It’s that time of year. When people are making New Year’s Resolutions and building their aspirations for the coming 12 months. Right after hunting season and the hustle and bustle of the holidays, it feels like the right time for a fresh start. I get it, and I’m no exception. I’ve got aspirations of my own, and because this is my blog, I’m going to share some thoughts I’ve had on the New Year and the goals I have in my sights.
That’s right. I haven’t been too chatty about this, but for the last few years, I’ve been working on another book. Writing a book is a huge undertaking, but I feel like I can finally see the finish line up ahead. So, I’ve been taking some time each day, whether it’s 20 minutes or an hour, to tap away at it. Just like a big hike, this is a one-step-at-a-time process, and soon I’ll reach my destination. I’m super proud of how this has turned out and really hope it serves a healthy dose of value to bowhunters, and newer bowhunters especially. That’s all I’ll say about that. = )
If you wanna check out my current book, it’s called Becoming a Backpack Hunter: A Beginner’s Guide to Hunting the Backcountry.
This may sound funny coming from me, a full-time freelance writer, but I don’t read much. It’s not that I don’t want to either. It’s just because I feel like I have no time. Now, you and I both know that is just an excuse, which brings me here. I’ve got a stack of books that stares at me every day in my living room. Books that I really want to read, but always seem to get caught up doing other things. Just like taking the time to write my own book, I have been trying these past few weeks to take the time to crush a chapter here and there. It keeps my brain moving and it’s refreshing reading something other than my own work. And some books are uber inspirational. The one I’m working on right now is The Comfort Crisis by Michael Easter. What a breath of fresh air in the sedentary lives that we know so well these days.
Hunting is something that I am immensely passionate about of course. With that said, since the beginning, I have always had this nagging feeling inside. This may sound ridiculous, but sometimes I stress out about filling my tags. It’s usually for personal reasons, but it happens and I’m not a fan. Sometimes it takes me out of the moment too. It pulls me from being present in the very moments I long to embrace. I’ve even felt pressure to use a rifle rather than a bow on certain hunts to try and secure success. I hate it and I think I’ve had enough. This year I have some hunts planned in a way that I have always wanted to experience. But, because of the lofty goals that they are, I’ve always walked in a different direction. What I am coming to realize is that “success” will come, it always does. But there are different levels to that as well. Doing a certain hunt the way I have always envisioned doing it is literally putting myself inside one of my own dreams. That in itself is a success and an animal would be a cherry on top.

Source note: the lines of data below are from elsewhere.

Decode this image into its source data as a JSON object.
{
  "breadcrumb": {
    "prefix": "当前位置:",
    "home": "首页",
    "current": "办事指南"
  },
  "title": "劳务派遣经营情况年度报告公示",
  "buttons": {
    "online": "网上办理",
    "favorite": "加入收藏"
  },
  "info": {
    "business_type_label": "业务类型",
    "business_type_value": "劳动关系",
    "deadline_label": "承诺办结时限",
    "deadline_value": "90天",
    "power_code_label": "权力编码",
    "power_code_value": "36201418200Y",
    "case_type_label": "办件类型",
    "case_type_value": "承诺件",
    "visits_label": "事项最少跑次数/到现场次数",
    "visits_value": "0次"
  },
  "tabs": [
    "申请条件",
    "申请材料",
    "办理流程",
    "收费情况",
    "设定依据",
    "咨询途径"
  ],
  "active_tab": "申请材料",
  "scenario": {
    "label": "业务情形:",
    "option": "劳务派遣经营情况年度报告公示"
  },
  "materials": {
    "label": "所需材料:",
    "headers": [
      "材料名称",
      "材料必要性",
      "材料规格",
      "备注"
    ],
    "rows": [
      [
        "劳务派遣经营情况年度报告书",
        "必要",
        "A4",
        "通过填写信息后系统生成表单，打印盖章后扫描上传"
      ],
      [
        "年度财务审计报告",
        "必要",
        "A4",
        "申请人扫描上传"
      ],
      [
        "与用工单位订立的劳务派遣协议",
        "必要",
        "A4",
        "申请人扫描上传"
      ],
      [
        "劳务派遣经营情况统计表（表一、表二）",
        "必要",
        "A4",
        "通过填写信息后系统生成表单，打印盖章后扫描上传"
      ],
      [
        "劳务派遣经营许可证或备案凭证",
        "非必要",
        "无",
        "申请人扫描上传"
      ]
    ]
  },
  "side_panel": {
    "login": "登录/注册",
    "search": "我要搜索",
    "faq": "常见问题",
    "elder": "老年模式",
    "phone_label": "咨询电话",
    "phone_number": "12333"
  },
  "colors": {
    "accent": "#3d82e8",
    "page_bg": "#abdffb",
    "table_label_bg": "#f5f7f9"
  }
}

Now, I’m not a senior by any stretch of the imagination, but I’m not getting any younger. The older I get the more cognizant I become about my physical and mental well-being though. I think the two play hand in hand. On the physical side of things though, maintaining my fitness focusing on avoiding injury, and increasing my overall durability, if that makes sense, is at the forefront of my mind. My training for backcountry hunting has largely the last few years just been about weighted pack hikes and trail running. I love both of those things, and I’ll continue to do them. With that said, I’m going to start incorporating more strength training into my routine. Over the past few years, I have experienced minor injuries here and there from things like drawing my bow back. I fully believe that is because of my lack of strength training. Aside from that, I want to be able to thrive on my backpack hunts for as long as I can. It scares the shit out of me thinking about a day when I can’t go on these adventures.
I could go on and on with goals whether they are personal or business-related. I’ve never been one to have the ability to look at 40 goals at once and stomp them. It comes down to the hiking analogy I brought up earlier. One step at a time. Looking at something as a whole tends to be overwhelming. This is me taking one step at a time and I wish you the best of luck in each one of your steps throughout this year. Let’s make it a good’n!